Une communauté internationale de plus en plus importante s’est constituée autour de ce projet d’exploration du patrimoine culturel du soufisme à travers ses diverses expressions et lieux dans le monde. Il est remarquable que depuis des siècles ce patrimoine est déjà de fait un réseau humain et culturel d’une très grande richesse. La superposition du réseau réel et digital s’avère de ce point de vue particulièrement fructueuse.

Une mise en contact des personnes et des événements qui se situent dans différents points du globe. Une sorte de voyage jusqu’à toutes ces personnes pour découvrir la richesse de «hauts lieux», comme cela est exprimé dans le thème de la quatorzième édition du festival de la culture soufie de Fès. C’est ce qu’exprime l’affiche choisie, basée sur un manuscrit ancien et retravaillée dans la perspective d’un voyage réel et virtuel, comme le souligne le fondateur et le président du festival de la culture soufie, Faouzi Skali, dans un entretien publié tout récemment dans le journal Le Matin du Sahara.

Mutation technologique
Pour Faouzi Skali, «le virtuel n’est autre qu’un outil qui, en tant que moyen, permet une exploration de la culture et du patrimoine d’une manière très féconde». Et d’ajouter «la mutation technologique actuelle nous introduit dans une nouvelle ère de civilisation. Mais rien n’est joué à l’avance. Celle-ci peut être celle du transhumanisme qui finira pour nous déposséder de ce que nous avons de plus précieux et sacré en tant qu’humains.

Ou, au contraire, être au service d’un humanisme spirituel qu’il nous appartiendra de cultiver collectivement». Cette utilisation du virtuel a, notamment, donné lieu cette année, à la mise en place de masters class sur une plateforme virtuelle. «Nous avons pu ainsi avoir le privilège de recevoir la transmission d’oeuvres majeures du soufisme par des personnes particulièrement qualifiées pour cela.

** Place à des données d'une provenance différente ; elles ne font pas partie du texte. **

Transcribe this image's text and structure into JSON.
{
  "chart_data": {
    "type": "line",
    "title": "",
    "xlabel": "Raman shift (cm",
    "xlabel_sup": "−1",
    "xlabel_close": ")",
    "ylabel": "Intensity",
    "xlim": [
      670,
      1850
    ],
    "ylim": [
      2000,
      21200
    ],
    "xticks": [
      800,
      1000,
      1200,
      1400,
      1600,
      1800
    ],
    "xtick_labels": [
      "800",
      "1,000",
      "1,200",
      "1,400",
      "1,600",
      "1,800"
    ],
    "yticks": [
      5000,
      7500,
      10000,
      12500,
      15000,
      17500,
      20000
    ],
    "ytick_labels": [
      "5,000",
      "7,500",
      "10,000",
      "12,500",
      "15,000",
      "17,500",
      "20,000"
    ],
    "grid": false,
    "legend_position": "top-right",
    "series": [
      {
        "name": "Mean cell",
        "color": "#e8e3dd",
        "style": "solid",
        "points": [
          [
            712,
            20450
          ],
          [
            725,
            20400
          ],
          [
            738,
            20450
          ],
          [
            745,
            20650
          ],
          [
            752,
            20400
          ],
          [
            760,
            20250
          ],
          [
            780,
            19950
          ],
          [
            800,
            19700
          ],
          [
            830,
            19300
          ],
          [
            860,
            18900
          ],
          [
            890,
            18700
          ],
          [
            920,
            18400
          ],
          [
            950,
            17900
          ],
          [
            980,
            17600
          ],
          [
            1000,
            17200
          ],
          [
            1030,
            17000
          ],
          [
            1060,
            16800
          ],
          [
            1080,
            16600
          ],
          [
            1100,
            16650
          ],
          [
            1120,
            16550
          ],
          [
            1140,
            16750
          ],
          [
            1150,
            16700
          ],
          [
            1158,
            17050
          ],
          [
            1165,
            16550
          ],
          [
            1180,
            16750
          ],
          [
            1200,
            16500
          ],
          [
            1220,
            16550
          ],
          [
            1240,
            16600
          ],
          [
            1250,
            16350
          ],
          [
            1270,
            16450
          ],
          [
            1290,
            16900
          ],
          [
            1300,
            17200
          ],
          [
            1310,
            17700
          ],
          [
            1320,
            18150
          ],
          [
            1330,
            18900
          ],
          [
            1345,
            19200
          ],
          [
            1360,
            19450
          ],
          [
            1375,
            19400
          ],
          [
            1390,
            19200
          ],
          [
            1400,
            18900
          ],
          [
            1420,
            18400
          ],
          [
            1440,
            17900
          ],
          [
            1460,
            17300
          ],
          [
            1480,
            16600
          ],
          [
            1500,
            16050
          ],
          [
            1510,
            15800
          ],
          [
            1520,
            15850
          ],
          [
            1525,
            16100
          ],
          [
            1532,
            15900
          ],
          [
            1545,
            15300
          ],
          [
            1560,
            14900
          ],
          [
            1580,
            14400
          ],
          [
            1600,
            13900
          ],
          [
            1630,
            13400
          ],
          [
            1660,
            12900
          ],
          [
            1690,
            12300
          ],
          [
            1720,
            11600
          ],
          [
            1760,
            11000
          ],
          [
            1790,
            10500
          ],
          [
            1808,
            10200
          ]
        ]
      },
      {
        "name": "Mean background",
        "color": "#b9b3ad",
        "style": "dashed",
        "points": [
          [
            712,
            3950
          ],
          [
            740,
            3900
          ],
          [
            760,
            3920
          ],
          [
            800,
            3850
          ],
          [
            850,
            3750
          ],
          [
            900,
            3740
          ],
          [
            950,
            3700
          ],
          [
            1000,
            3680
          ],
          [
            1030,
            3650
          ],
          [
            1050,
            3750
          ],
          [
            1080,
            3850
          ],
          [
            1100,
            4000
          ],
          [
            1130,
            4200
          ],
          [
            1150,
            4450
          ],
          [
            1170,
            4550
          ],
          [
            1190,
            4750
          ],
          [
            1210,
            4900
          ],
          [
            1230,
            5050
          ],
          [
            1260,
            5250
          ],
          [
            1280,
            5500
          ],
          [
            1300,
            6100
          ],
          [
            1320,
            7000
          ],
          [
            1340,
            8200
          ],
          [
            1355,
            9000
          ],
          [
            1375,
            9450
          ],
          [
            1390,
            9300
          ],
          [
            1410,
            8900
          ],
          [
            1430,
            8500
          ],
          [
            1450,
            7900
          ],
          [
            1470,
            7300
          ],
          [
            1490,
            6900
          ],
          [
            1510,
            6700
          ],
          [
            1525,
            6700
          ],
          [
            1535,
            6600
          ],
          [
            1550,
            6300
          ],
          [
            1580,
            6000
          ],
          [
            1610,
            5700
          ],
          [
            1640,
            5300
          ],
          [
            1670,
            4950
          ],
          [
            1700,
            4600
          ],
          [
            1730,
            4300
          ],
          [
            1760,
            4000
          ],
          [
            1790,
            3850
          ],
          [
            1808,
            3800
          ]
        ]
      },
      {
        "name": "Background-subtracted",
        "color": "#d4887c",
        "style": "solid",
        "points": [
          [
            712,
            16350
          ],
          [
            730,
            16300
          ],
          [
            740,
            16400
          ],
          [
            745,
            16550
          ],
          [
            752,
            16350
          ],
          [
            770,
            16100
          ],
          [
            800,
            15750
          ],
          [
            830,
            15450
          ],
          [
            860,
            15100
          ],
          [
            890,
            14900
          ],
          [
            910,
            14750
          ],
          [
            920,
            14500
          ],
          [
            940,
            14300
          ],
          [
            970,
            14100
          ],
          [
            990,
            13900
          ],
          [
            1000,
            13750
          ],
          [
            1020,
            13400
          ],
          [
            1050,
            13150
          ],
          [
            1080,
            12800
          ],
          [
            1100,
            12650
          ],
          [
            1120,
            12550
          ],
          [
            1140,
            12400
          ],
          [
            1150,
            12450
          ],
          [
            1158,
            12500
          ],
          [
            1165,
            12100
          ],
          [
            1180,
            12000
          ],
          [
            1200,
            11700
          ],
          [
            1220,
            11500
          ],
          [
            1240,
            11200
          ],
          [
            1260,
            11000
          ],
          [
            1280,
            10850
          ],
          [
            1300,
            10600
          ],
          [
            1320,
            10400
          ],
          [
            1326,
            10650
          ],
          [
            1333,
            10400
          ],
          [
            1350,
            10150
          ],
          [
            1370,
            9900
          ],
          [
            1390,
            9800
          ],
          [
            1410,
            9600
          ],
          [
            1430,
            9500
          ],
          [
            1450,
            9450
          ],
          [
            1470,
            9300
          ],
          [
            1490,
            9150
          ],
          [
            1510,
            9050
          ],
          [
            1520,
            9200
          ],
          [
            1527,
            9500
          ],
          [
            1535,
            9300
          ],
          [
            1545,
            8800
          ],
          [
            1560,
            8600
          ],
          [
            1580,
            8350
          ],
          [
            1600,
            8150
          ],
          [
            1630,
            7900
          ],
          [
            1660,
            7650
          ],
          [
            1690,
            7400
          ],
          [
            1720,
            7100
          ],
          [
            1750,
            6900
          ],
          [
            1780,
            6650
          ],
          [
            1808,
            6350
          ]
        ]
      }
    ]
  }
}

«Le Cantique des Oiseaux» par Leili Anvar ou le «Mathnawi» de Rumi par Kudsi Erguner pour ne donner que ces exemples. Un très grand nombre de personnes ont adhéré à la plateforme Sufi Heritage et ont ainsi accès à ces enseignements qu’ils peuvent aussi consulter en rediffusion». Le succès de cette plateforme Sufi Heritage a conduit naturellement Faouzi Skali et sa fine équipe, à mettre en place le projet de la «Bibliothèque vivante des oeuvres universelles » (https://festivalculturesoufie.com/tickets-adhesions/).

Avec le souhait, dit-il, de voir «s’élargir cette expérience non pas seulement au patrimoine de la culture soufi, qui est considérable, mais aussi aux grandes oeuvres du patrimoine universel de l’humanité qui sont devenues dans leur forme écrite classique difficilement accessibles pour la plupart de nos contemporains».